鼻水がべーべー出て集中力が……急に寒くなってきましたね_(:3」∠)_

「こちらが最新ロットのスキーズブラズニルです。艦内のハンガーには小型船を二隻収容できるようになっており、装甲の補修や破損パーツの交換、弾薬の補充などが行えます。これらの作業はオートメーション化されており、少数のクルーでも運用できるようになっているのがスキーズブラズニルの特徴ですね」


 そう言ってサラさんがどこからか取り出した指示棒のようなものでスキーズブラズニル下部後方にあるハンガースペースを指す。

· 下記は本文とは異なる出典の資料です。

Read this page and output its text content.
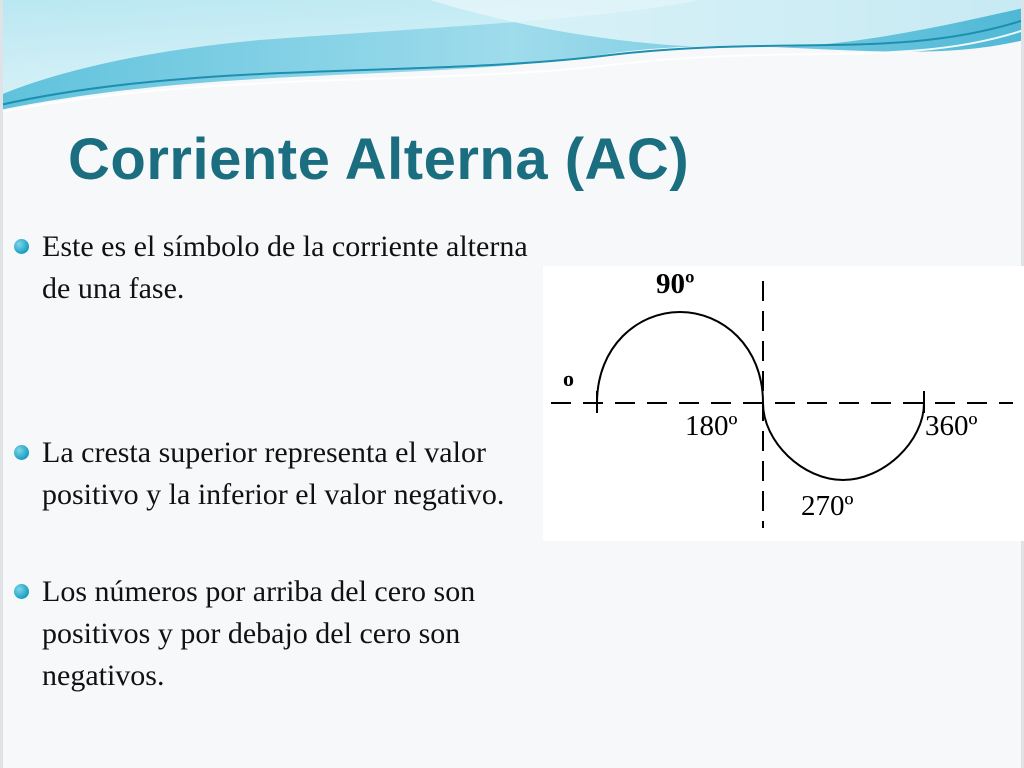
Corriente Alterna (AC)
Este es el símbolo de la corriente alterna de una fase.
La cresta superior representa el valor positivo y la inferior el valor negativo.
Los números por arriba del cero son positivos y por debajo del cero son negativos.
o
90º
180º	360º
270º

「こちらのオートメーションハンガー二つは初期装備なので、二つもいらないということであれば一つだけにしてその空いたスペースに他の設備を搭載することが可能です。地表探査用ビークルのハンガーにするというのも一つの選択肢だと思います」

「地表探査用ビークルかぁ……」


 傭兵稼業には不必要そうに思えるかも知れないが、実はそうでもない。どちらかというと傭兵というよりも探索者の領分だが、仕事で使うことがないとも言えないんだよな。商人ではなく学者の護衛依頼とかを受けると、辺境まで引っ張り出されて太古の遺跡がある惑星の探査に駆り出されることもあるんだこれが。面倒だからSOLでは殆ど受けた覚えがないけど、こっちでも無縁のままで居られるかはちょっとわからないな。


「とりあえず後で考えよう。説明を続けてくれ」


 小型艦を二隻収容できるようになれば、将来的にエルマが自分の船を得た時にバディを組むって選択肢も取れるだろうし、俺がクリシュナを得た時のように何かの拍子で小型艦がポンと手に入るかも知れない。そういう時のことを考えれば小型艦ハンガーが二つあるというのもそれはそれで良さそうだ。

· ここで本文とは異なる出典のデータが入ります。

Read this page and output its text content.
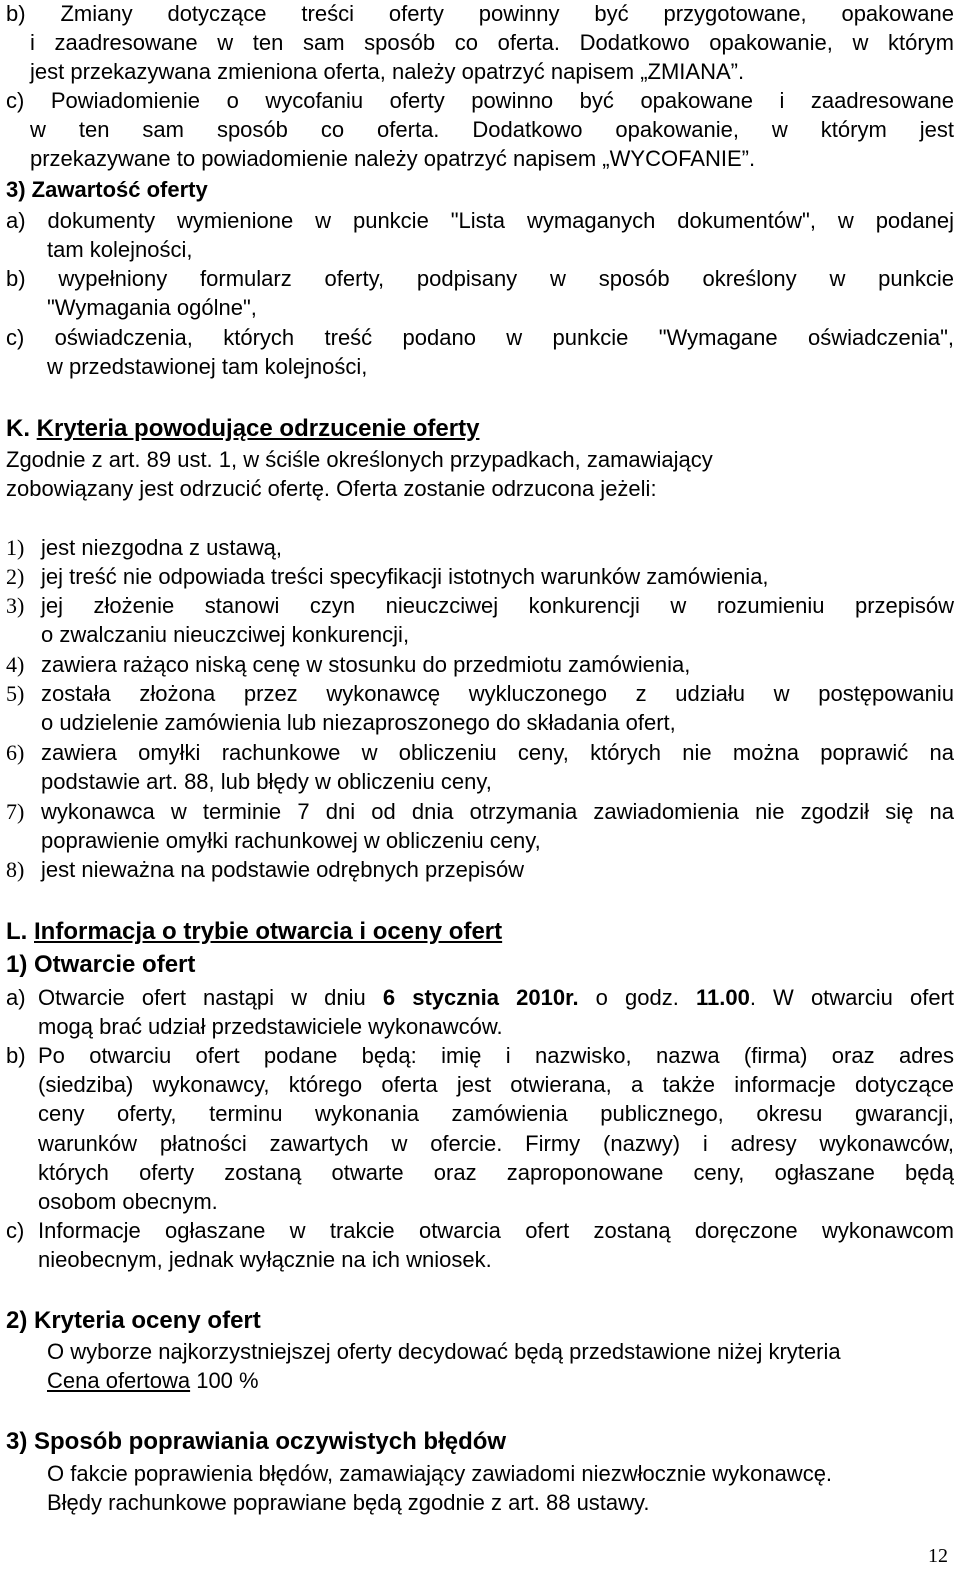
b) Zmiany dotyczące treści oferty powinny być przygotowane, opakowane
i zaadresowane w ten sam sposób co oferta. Dodatkowo opakowanie, w którym
jest przekazywana zmieniona oferta, należy opatrzyć napisem „ZMIANA”.
c) Powiadomienie o wycofaniu oferty powinno być opakowane i zaadresowane
w ten sam sposób co oferta. Dodatkowo opakowanie, w którym jest
przekazywane to powiadomienie należy opatrzyć napisem „WYCOFANIE”.
3) Zawartość oferty
a) dokumenty wymienione w punkcie "Lista wymaganych dokumentów", w podanej
tam kolejności,
b) wypełniony formularz oferty, podpisany w sposób określony w punkcie
"Wymagania ogólne",
c) oświadczenia, których treść podano w punkcie "Wymagane oświadczenia",
w przedstawionej tam kolejności,
K. Kryteria powodujące odrzucenie oferty
Zgodnie z art. 89 ust. 1, w ściśle określonych przypadkach, zamawiający
zobowiązany jest odrzucić ofertę. Oferta zostanie odrzucona jeżeli:
1) jest niezgodna z ustawą,
2) jej treść nie odpowiada treści specyfikacji istotnych warunków zamówienia,
3) jej złożenie stanowi czyn nieuczciwej konkurencji w rozumieniu przepisów
o zwalczaniu nieuczciwej konkurencji,
4) zawiera rażąco niską cenę w stosunku do przedmiotu zamówienia,
5) została złożona przez wykonawcę wykluczonego z udziału w postępowaniu
o udzielenie zamówienia lub niezaproszonego do składania ofert,
6) zawiera omyłki rachunkowe w obliczeniu ceny, których nie można poprawić na
podstawie art. 88, lub błędy w obliczeniu ceny,
7) wykonawca w terminie 7 dni od dnia otrzymania zawiadomienia nie zgodził się na
poprawienie omyłki rachunkowej w obliczeniu ceny,
8) jest nieważna na podstawie odrębnych przepisów
L. Informacja o trybie otwarcia i oceny ofert
1) Otwarcie ofert
a) Otwarcie ofert nastąpi w dniu 6 stycznia 2010r. o godz. 11.00. W otwarciu ofert
mogą brać udział przedstawiciele wykonawców.
b) Po otwarciu ofert podane będą: imię i nazwisko, nazwa (firma) oraz adres
(siedziba) wykonawcy, którego oferta jest otwierana, a także informacje dotyczące
ceny oferty, terminu wykonania zamówienia publicznego, okresu gwarancji,
warunków płatności zawartych w ofercie. Firmy (nazwy) i adresy wykonawców,
których oferty zostaną otwarte oraz zaproponowane ceny, ogłaszane będą
osobom obecnym.
c) Informacje ogłaszane w trakcie otwarcia ofert zostaną doręczone wykonawcom
nieobecnym, jednak wyłącznie na ich wniosek.
2) Kryteria oceny ofert
O wyborze najkorzystniejszej oferty decydować będą przedstawione niżej kryteria
Cena ofertowa 100 %
3) Sposób poprawiania oczywistych błędów
O fakcie poprawienia błędów, zamawiający zawiadomi niezwłocznie wykonawcę.
Błędy rachunkowe poprawiane będą zgodnie z art. 88 ustawy.
12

「はい。自由に設備を配置できるユーティリティ区画は他社の同クラスキャリアシップに比べてかなり大きめです。全てをカーゴとして使えば中型輸送船並みの積載力を発揮しますし、カーゴではなく別のより有意義な施設を搭載することも可能です。例えば採掘した鉱石を精錬加工する自動精錬機オートリファイナリーや、精錬した金属を加工して弾薬や修理用の装甲材、スペアパーツなどを作り出すことができる自動製造機オートファブリケーターなどもお勧めですね」

「あー、まぁそういうのは無補給で深宇宙探査に行く探索者向けじゃないかな」


 基本的にコロニーの近くで活動する傭兵にはあまり用がない設備である。採掘で稼ぐなら自動精錬機はあっても良いかも知れないけど。単価の高い鉱石をガンガン掘れればアレはアレでかなり稼げるんだよなぁ。


「まぁ考えようによっては自動精錬機はアリか?」

「アリなんですか?」

「まぁ、アリかナシかで言ったらアリかもね」


 ミミはよくわかっていないようだが、エルマは俺の意図がわかったらしい。つまり、スキーズブラズニルを運用する際の『待ち時間』にただボーッとしているのではなく、採掘をやって小銭を稼ぐのもアリだなぁという話だ。ミミはまだ首を傾げているが、ここで詳細を説明するつもりはない。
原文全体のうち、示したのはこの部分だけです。